В коридоре зазвучали радостные возгласы на многих языках мира:
— Фюнф!
— Цинди!
— Файф!
Антошка тронул за руку высокого чубатого студента.
— Простите, где поэт Владимир Славин?
— Поэт?.. — и чубатый со вздохом кивнул на стеклянную дверь. — Поэт тянет билет. А тебе он зачем?
— Срочно нужен. Я его брат. Младший.
— Заметно.
— Что заметно? — не понял Антошка.
— Что младший. — И чубатый, щелкнув по бумажной трубке, сказал друзьям: — Клянусь мандрагорой, Володька забыл этот рулон с цитатами. Ну, теперь поэту крышка!
Друзья засмеялись. Антошка тоже засмеялся.
— Только это не цитаты, — пояснил он, — а стенгазета.
— Чего? — в свою очередь, не понял чубатый.
— Макет стенгазеты. А я ответственный редактор. — И Антошка, волнуясь и сбиваясь, рассказал, что среди школ Москвы объявлен конкурс на лучшую стенгазету, посвященную Всемирному фестивалю молодежи и студентов. И вот поэтому он принес черновик школьной юмористической газеты студентам на обсуждение.
— Юмористическая, говоришь?
— А ну, показывай!
Антошка раскатал трубку.
— Да-а!.. — протянул чубатый, прочитав заголовок. — «Пером по затылку».
Студент-поляк попросил девушку, которая получила «пять», объяснить ему название газеты.
— Ну, понимаешь, «пиоро» — перо, «карк» — затылок.

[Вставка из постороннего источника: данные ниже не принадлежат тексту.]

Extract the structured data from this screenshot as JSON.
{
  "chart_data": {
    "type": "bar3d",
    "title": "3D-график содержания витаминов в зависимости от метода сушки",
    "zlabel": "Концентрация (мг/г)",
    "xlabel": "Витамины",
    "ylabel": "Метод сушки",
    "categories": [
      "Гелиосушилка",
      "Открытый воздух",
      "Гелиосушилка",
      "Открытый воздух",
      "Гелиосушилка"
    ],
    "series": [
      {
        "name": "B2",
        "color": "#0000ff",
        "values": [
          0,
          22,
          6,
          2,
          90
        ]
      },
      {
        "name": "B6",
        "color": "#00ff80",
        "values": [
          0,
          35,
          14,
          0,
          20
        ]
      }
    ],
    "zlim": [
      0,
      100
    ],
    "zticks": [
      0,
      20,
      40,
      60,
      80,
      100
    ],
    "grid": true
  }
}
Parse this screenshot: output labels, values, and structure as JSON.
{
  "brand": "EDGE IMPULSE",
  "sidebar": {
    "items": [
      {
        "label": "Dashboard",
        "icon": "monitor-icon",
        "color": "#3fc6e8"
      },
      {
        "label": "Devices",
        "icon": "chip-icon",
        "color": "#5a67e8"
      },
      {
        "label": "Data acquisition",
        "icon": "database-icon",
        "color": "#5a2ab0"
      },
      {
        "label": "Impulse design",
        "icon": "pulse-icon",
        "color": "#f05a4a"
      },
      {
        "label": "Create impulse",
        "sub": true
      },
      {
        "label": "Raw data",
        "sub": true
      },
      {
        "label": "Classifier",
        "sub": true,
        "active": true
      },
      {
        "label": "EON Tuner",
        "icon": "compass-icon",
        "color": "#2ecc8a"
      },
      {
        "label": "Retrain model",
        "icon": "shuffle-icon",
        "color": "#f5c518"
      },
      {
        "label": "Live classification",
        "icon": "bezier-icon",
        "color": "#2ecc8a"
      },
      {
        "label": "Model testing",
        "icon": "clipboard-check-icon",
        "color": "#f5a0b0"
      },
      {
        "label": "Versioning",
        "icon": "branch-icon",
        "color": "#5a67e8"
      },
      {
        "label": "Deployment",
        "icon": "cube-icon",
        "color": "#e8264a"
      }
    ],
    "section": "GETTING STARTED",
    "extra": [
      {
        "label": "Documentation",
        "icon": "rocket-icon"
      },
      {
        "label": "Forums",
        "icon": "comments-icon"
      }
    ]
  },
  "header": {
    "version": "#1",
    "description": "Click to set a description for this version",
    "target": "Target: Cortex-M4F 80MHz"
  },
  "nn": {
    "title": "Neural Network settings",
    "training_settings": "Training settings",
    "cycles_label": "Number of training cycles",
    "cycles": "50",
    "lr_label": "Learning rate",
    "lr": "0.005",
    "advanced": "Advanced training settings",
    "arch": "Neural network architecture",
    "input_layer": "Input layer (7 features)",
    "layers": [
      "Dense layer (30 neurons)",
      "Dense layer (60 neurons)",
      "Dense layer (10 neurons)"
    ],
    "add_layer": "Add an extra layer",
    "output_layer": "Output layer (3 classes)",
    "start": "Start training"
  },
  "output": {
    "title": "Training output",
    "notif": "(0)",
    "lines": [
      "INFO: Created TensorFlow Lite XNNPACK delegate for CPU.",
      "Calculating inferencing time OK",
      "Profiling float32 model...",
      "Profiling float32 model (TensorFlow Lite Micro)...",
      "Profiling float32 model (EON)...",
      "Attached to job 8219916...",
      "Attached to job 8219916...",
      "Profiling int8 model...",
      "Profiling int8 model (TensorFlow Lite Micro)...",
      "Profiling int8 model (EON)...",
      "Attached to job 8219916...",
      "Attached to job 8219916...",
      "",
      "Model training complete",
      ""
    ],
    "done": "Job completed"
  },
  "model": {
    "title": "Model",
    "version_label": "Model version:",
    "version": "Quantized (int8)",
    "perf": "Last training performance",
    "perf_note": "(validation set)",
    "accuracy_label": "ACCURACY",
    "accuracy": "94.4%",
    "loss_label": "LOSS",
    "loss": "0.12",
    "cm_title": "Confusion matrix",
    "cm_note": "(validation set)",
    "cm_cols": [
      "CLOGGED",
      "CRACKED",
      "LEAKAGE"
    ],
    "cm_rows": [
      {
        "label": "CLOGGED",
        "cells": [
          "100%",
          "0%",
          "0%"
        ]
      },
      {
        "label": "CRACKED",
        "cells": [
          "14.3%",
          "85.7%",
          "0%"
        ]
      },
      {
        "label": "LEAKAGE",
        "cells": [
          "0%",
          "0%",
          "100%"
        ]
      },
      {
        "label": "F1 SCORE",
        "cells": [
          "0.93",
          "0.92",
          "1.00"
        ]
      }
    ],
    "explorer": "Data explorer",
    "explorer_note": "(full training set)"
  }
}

— Да вот, Доминик, — и какой-то студент вытащил самопишущую ручку и ударил концом ee себя по затылку. — Понятно?
— Достепни, — закивал Доминик.
— А тебе, Сенгэ, нравится?
Сенгэ выразительно поднял большой палец.
— Други! Идея! — воскликнул студент в клетчатой ковбойке. — Заголовок надо написать на разных языках, а?
— Верно, Григареску. Пиши первый!
Григареску взял карандаш и написал на макете по-румынски название стенгазеты.
— Тодор! Где Тодор?
— Здесь я.
— Иди теперь ты пиши.
— А Космач куда девался?
— Сейчас найдем.
— И Кристанга найдите. У него, кажется, стихи подходящие есть. Вася Прохоров недавно перевел.
— Да, да, — обрадовался Антошка. — Я с редколлегией хотел просить у вас стихи, заметки, ну, пожелания всякие.
— А где же редколлегия?
— Редколлегия во дворе.
Студенты глянули в окно. На скамье, не доставая ногами до земли, сидела молчаливая, выжидающая редколлегия. Перед редколлегией стоял огромный желтый портфель, закапанный чернилами. К портфелю издали с любопытством принюхивался дворовый пес Боря.